The Australian economy has had something of a bad run this year, but the story of the Australian stock market is another thing altogether.
The ASX200 has seen returns of over 20 per cent this year so far, and the experts are saying the Santa rally – the tendency for shares to climb up during silly season – is still to come, but that we shouldn’t be banking on the same figures going into the new decade.
“This year has been characterised by an equity market that is making record highs, but an economy growing at record lows,” noted JP Morgan Asset Management global strategist Kerry Craig.
Related story: $40bn wiped from the ASX amid overseas gloom
US-China trade spat continues to hit hard
The US-China trade war is something that will continue to weigh heavily on the Australian bourse, with the on-again off-again trade talks reflected keenly on the stock market.
“The reality is that since October, the Australian equity market – and others around the world – has been buoyed by the hope of resolution to the trade spat between China and the US, and that returns have been brought forward on that hope,” he said.
On Monday 3 December, $40 billion was wiped off the ASX amid renewed fears over global trade uncertainty.
“The sell-off in equities since Monday is a reminder of the danger of allowing ‘hope’ to sway investment decisions,” Craig said, adding that a deal between China and the US will eventually be struck for pragmatism’s sake.
“Will it fully elevate trade risk?

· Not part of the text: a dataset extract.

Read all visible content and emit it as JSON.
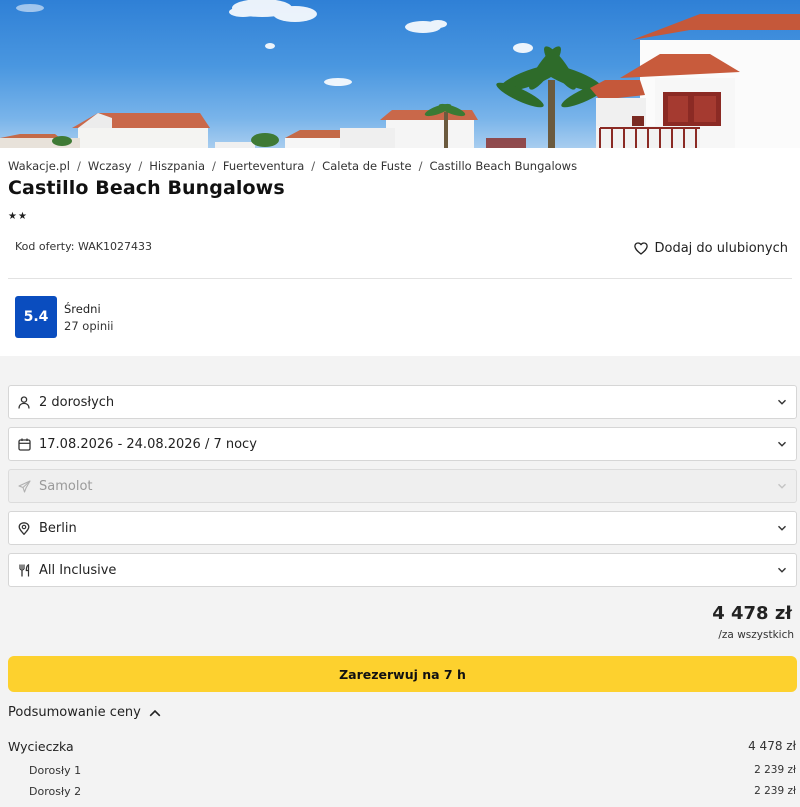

No. Will it prevent the US opening up new fronts on trade with other countries? No. Will it ease some of the political uncertainty that has plagued markets this year? Yes,” he said.
Looking to next year, we’ll see “tentative signs” of a shift in manufacturing cycle and a long-awaited impact of the RBA rate cuts coming into effect – and this should mean higher economic growth.

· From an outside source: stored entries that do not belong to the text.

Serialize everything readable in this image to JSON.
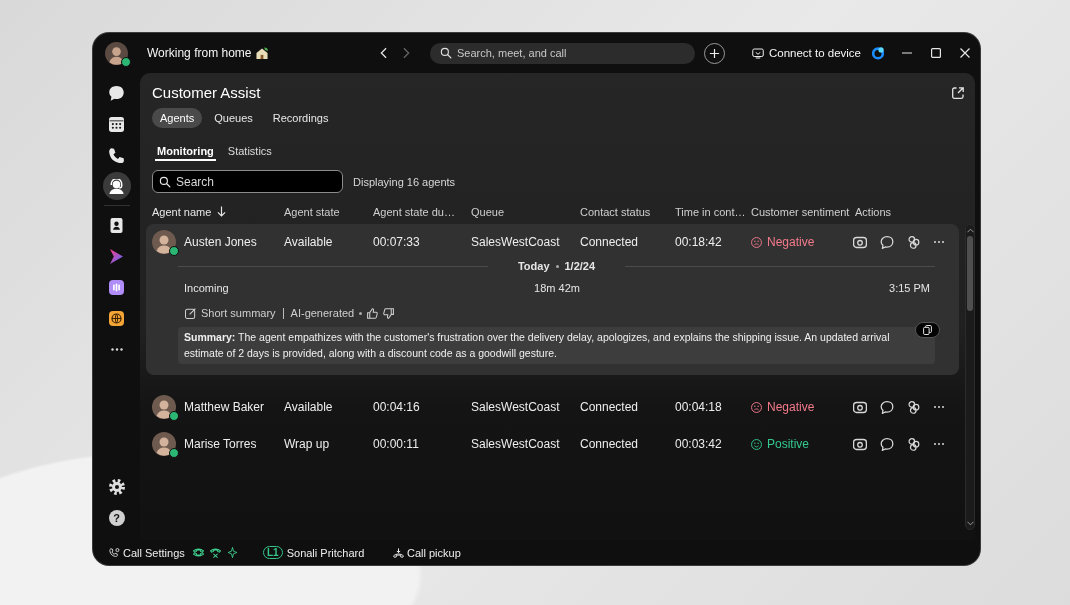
{
  "title_bar": {
    "avatar_online": true,
    "status": "Working from home",
    "nav": {
      "back_disabled": false,
      "forward_disabled": true
    },
    "search": {
      "placeholder": "Search, meet, and call"
    },
    "connect_button": "Connect to device"
  },
  "sidebar": {
    "top": [
      {
        "kind": "chat",
        "selected": false
      },
      {
        "kind": "calendar",
        "selected": false
      },
      {
        "kind": "calls",
        "selected": false
      },
      {
        "kind": "assist",
        "selected": true
      }
    ],
    "apps": [
      {
        "kind": "contacts",
        "selected": false
      },
      {
        "kind": "media",
        "selected": false
      },
      {
        "kind": "meter",
        "selected": false
      },
      {
        "kind": "web",
        "selected": false
      },
      {
        "kind": "more",
        "selected": false
      }
    ],
    "help": "?"
  },
  "panel": {
    "title": "Customer Assist",
    "tabs": [
      {
        "label": "Agents",
        "selected": true
      },
      {
        "label": "Queues",
        "selected": false
      },
      {
        "label": "Recordings",
        "selected": false
      }
    ],
    "subtabs": [
      {
        "label": "Monitoring",
        "selected": true
      },
      {
        "label": "Statistics",
        "selected": false
      }
    ],
    "search": {
      "placeholder": "Search"
    },
    "count": "Displaying 16 agents"
  },
  "table": {
    "columns": [
      {
        "label": "Agent name",
        "sorted": true
      },
      {
        "label": "Agent state",
        "sorted": false
      },
      {
        "label": "Agent state du…",
        "sorted": false
      },
      {
        "label": "Queue",
        "sorted": false
      },
      {
        "label": "Contact status",
        "sorted": false
      },
      {
        "label": "Time in cont…",
        "sorted": false
      },
      {
        "label": "Customer sentiment",
        "sorted": false
      },
      {
        "label": "Actions",
        "sorted": false
      }
    ],
    "rows": [
      {
        "name": "Austen Jones",
        "online": true,
        "state": "Available",
        "state_duration": "00:07:33",
        "queue": "SalesWestCoast",
        "contact_status": "Connected",
        "time_in_contact": "00:18:42",
        "sentiment": {
          "label": "Negative",
          "kind": "negative"
        },
        "expanded": true,
        "details": {
          "date_label": "Today",
          "date": "1/2/24",
          "direction": "Incoming",
          "duration": "18m 42m",
          "time": "3:15 PM",
          "summary_title": "Short summary",
          "summary_source": "AI-generated",
          "summary": "**Summary:** The agent empathizes with the customer's frustration over the delivery delay, apologizes, and explains the shipping issue. An updated arrival estimate of 2 days is provided, along with a discount code as a goodwill gesture."
        }
      },
      {
        "name": "Matthew Baker",
        "online": true,
        "state": "Available",
        "state_duration": "00:04:16",
        "queue": "SalesWestCoast",
        "contact_status": "Connected",
        "time_in_contact": "00:04:18",
        "sentiment": {
          "label": "Negative",
          "kind": "negative"
        },
        "expanded": false
      },
      {
        "name": "Marise Torres",
        "online": true,
        "state": "Wrap up",
        "state_duration": "00:00:11",
        "queue": "SalesWestCoast",
        "contact_status": "Connected",
        "time_in_contact": "00:03:42",
        "sentiment": {
          "label": "Positive",
          "kind": "positive"
        },
        "expanded": false
      }
    ]
  },
  "bottom_bar": {
    "call_settings": "Call Settings",
    "line": {
      "badge": "L1",
      "name": "Sonali Pritchard"
    },
    "call_pickup": "Call pickup"
  }
}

“But not much higher and maybe not enough to justify the expectations that are priced into the equity market.
“This doesn’t mean we expect a collapse in the equity market, but see very limited upside to equities that have come so far this year,” Craig said – so don’t get too enthused about the stock market next year.
“We are cautious about buying into the optimism of a strong rebound in economic growth next year. This means a balanced approach to markets and ensuring a solid defence for days like today.”

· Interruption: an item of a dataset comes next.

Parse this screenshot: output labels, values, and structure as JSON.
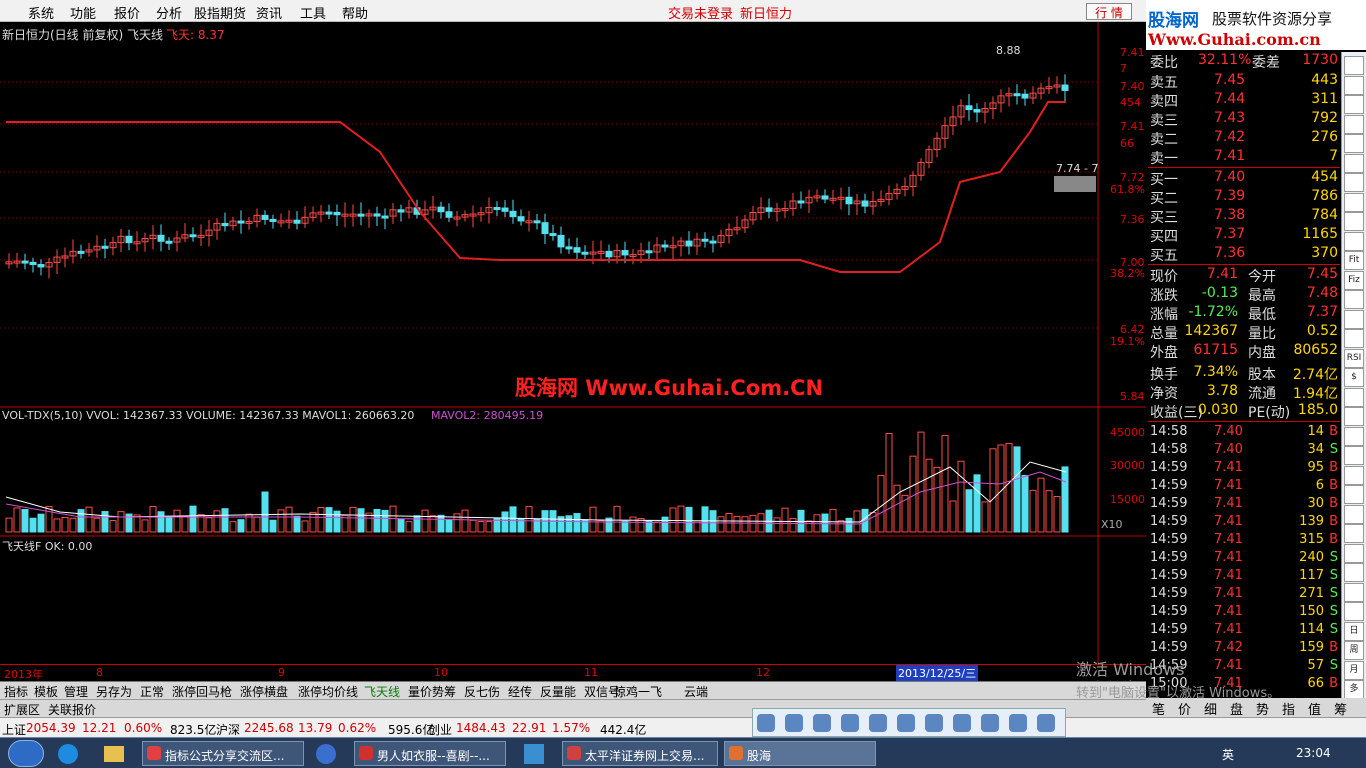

Speaking to Yahoo Finance, AMP Capital head of investment Shane Oliver said Aussie shares have climbed higher than he expected this year.
“Given the run-up, shares are vulnerable to a short term pull back and I expect gains to be much slower through next year than this year as economic growth in Australia remains subdued,” he said.
“However, stronger global conditions and an eventual pick-up in Australian growth through the second half of 2020 – along with further monetary easing – are likely to see Australian shares make it to around 7000 by the end of 2020.
“This would amount to about 5 per cent capital growth from current levels and compares to 18 per cent capital growth so far this year.”